Are you wary of the federal government using taxpayer dollars to advise senior citizens on "end-of-life" issues? If so, you're just "cruel," according to former ABC reporter Linda Douglass, now the communications director for the White House Office of Health Reform.
Douglass appeared on MSNBC's Aug. 12 "Dr. Nancy," with host Nancy Snyderman. Snyderman pointed out that some of the discussion about end-of-life care is just craziness and these "rumors" are difficult to combat (even though there is precedent for governments involved heavily in health care to take such measures, as Michelle Malkin pointed out.)
"I think the criticism about this euthanasia and death panels is just craziness," Snyderman said. "That, in fact, we should be talking about death and dying earlier, but these are rumors that aren't going away."
The perplexed Snyderman asked Douglass what she was going to do about the "misinformation, wanting to knock off old people."
Douglass said, "It is obviously terribly incorrect, even cruel to say that, to give seniors the opportunity to get some professional advice when they want to write a living will, when they want to figure out what they want to do with the end of life if anything were to happen," Douglass said.
According to Douglass, the federal government does have a legitimate role to play, intruding into families as a Medicare-financed death counselor.
"These are such hard conversations for people to have inside their families," Douglass continued. "Adult children sometimes say, ‘Oh mom, oh dad - you're going to live forever, let's not talk about it.' I mean, all this is, is the opportunity, voluntarily if a senior wants to have a conversation about a living will, to have this conversation conducted with a medical professional, covered by Medicare."
Opposing this intrusion on any grounds is, according to Douglass, just an effort to "prohibit" seniors from having access to professional advice.
"And it's very, very unfortunate that for whatever reason, this has been so misleading and distorted and as I say, it really is cruel to try to prohibit seniors from having access to professional advice that would be very helpful for any family," Douglass added.
And guess what! Snyderman agreed with Douglass' talking points. "You know," she said, "that's the first time I've heard anyone use the word ‘cruel,' talking about health care and I happened to think you hit the nail on the head," Snyderman said. "I think it is cruel. I don't think we're talking about the smart stuff and there's nothing more frightening than losing power to make your own decisions when you're infirmed. Better to make those decisions when you have all your faculties. I agree with you."

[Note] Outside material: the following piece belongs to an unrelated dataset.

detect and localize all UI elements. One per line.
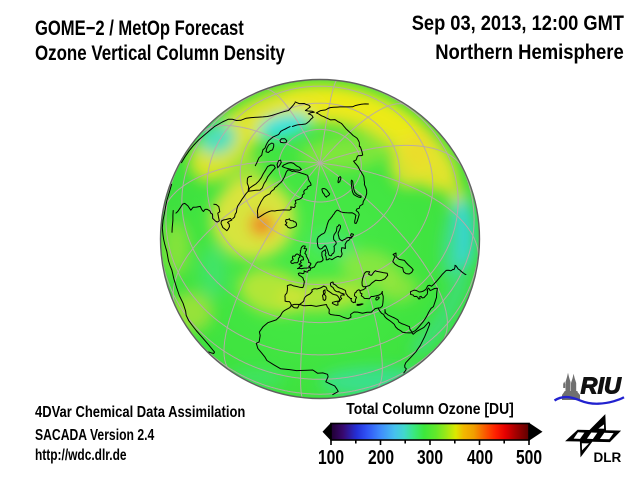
svg-text:DLR: DLR xyxy=(594,450,622,464)
svg-text:RIU: RIU xyxy=(581,373,623,399)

But it should come as no surprise that Snyderman is in the tank for ObamaCare. According to an Aug. 5 Media Reality Check about TV news doctors' donations to Democratic politicians and tilt in favor of ObamaCare, Snyderman gave two contributions totaling $800 to Democratic candidates while working for Johnson & Johnson (after leaving ABC News and before joining NBC). Following Obama's July 22 press conference, Snyderman even said "I was rooting for the President to hit a home run."